Blog post

Friday, August 4, 2017

Visualising Ancestry DNA matches-Part 8-Adding known ancestors

Ready for the next step? If you need to catch up, refer to the index to find your way.

So far all of the dots on the graph represent individuals, and the lines represent (believed) DNA connections. What if we expanded our idea of what the dots on the graph could represent to include ancestral couples? Then we could draw lines (which still represent DNA linkages) between matches and their known ancestors.

Example

imageJohn Tregonning and Mary Isaac are my 3xgreat-grandparents. They are also known ancestors for one of my matches. I’ve added a marker for this ancestral pair, and a line connecting their other known descendant to the marker.

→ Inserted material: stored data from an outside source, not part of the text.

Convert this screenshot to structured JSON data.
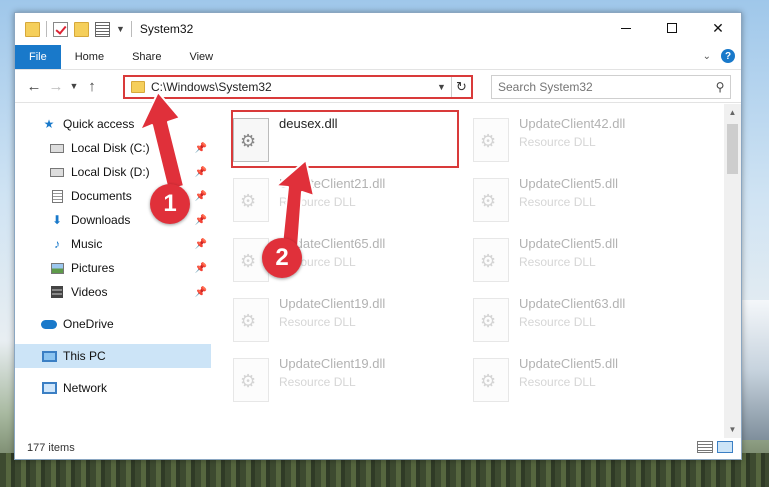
{
  "window": {
    "title": "System32"
  },
  "ribbon": {
    "tabs": [
      "File",
      "Home",
      "Share",
      "View"
    ]
  },
  "address_bar": {
    "path": "C:\\Windows\\System32"
  },
  "search": {
    "placeholder": "Search System32"
  },
  "sidebar": {
    "items": [
      {
        "label": "Quick access",
        "icon": "star-icon",
        "pinned": false
      },
      {
        "label": "Local Disk (C:)",
        "icon": "disk-icon",
        "pinned": true
      },
      {
        "label": "Local Disk (D:)",
        "icon": "disk-icon",
        "pinned": true
      },
      {
        "label": "Documents",
        "icon": "documents-icon",
        "pinned": true
      },
      {
        "label": "Downloads",
        "icon": "downloads-icon",
        "pinned": true
      },
      {
        "label": "Music",
        "icon": "music-icon",
        "pinned": true
      },
      {
        "label": "Pictures",
        "icon": "pictures-icon",
        "pinned": true
      },
      {
        "label": "Videos",
        "icon": "videos-icon",
        "pinned": true
      },
      {
        "label": "OneDrive",
        "icon": "onedrive-icon",
        "pinned": false
      },
      {
        "label": "This PC",
        "icon": "this-pc-icon",
        "pinned": false,
        "selected": true
      },
      {
        "label": "Network",
        "icon": "network-icon",
        "pinned": false
      }
    ]
  },
  "files": [
    {
      "name": "deusex.dll",
      "type": "",
      "highlighted": true
    },
    {
      "name": "UpdateClient42.dll",
      "type": "Resource DLL"
    },
    {
      "name": "UpdateClient21.dll",
      "type": "Resource DLL"
    },
    {
      "name": "UpdateClient5.dll",
      "type": "Resource DLL"
    },
    {
      "name": "UpdateClient65.dll",
      "type": "Resource DLL"
    },
    {
      "name": "UpdateClient5.dll",
      "type": "Resource DLL"
    },
    {
      "name": "UpdateClient19.dll",
      "type": "Resource DLL"
    },
    {
      "name": "UpdateClient63.dll",
      "type": "Resource DLL"
    },
    {
      "name": "UpdateClient19.dll",
      "type": "Resource DLL"
    },
    {
      "name": "UpdateClient5.dll",
      "type": "Resource DLL"
    }
  ],
  "status": {
    "item_count": "177 items"
  },
  "annotations": {
    "step1": "1",
    "step2": "2"
  },
  "colors": {
    "accent": "#1979ca",
    "highlight_red": "#d93a3a",
    "badge_red": "#e0303a",
    "selected_bg": "#cce4f7"
  }
}
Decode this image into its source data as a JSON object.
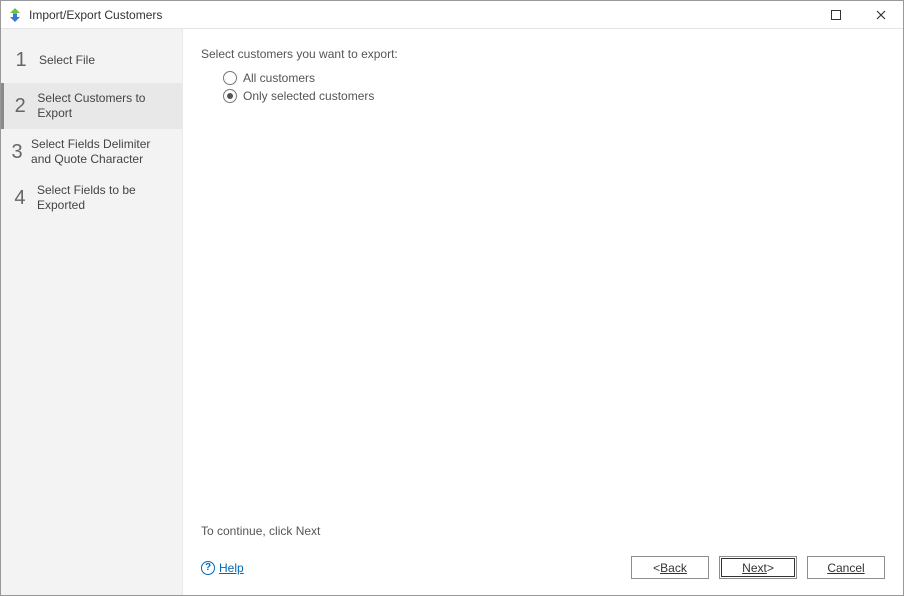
{
  "window": {
    "title": "Import/Export Customers"
  },
  "sidebar": {
    "steps": [
      {
        "num": "1",
        "label": "Select File"
      },
      {
        "num": "2",
        "label": "Select Customers to Export"
      },
      {
        "num": "3",
        "label": "Select Fields Delimiter and Quote Character"
      },
      {
        "num": "4",
        "label": "Select Fields to be Exported"
      }
    ],
    "active_index": 1
  },
  "main": {
    "instruction": "Select customers you want to export:",
    "options": {
      "all": "All customers",
      "selected": "Only selected customers",
      "chosen": "selected"
    },
    "continue_hint": "To continue, click Next"
  },
  "footer": {
    "help_label": "Help",
    "back_label": "Back",
    "next_label": "Next",
    "cancel_label": "Cancel"
  }
}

I noticed that one of the other matches in the same group descended from a David Isaac – the surname caught my eye. Through a combination of building trees up and down, and by contacting private and no-tree owners, I learned that at least five matches from this group descend from David Isaac and Maryann Coomb via various of their children. I decided to also add David Isaac and Maryann Coomb to my graph as it seems likely that I have some sort of DNA connection to them.

In a perfect world where everyone had complete public trees with consistent spelling, David Isaac and Maryann Coomb should appear on Ancestry as “New Ancestor Discoveries” (except that in a perfect world they would be “New Relative Discoveries”). It’s not a perfect world and I don’t expect that kind of hint to pop up on Ancestry any time soon.

Using the graph this way helps me to not only find that information but to keep track of and visualise what I’ve found.

Adding the information

Although you can add people and relationships directly to the graph file I prefer to compile the information in a separate file (the Additional Input file) and then import it. If something goes wrong it’s much easier to delete some lines, correct a small file and reload than to unscramble a file with ten of thousands of rows.

I’ve provided instructions for both methods. I find that compiling the Ancestry match IDs is the most difficult part of the process – I’ve also provided some instructions for a shortcut that may help in making the match ID list.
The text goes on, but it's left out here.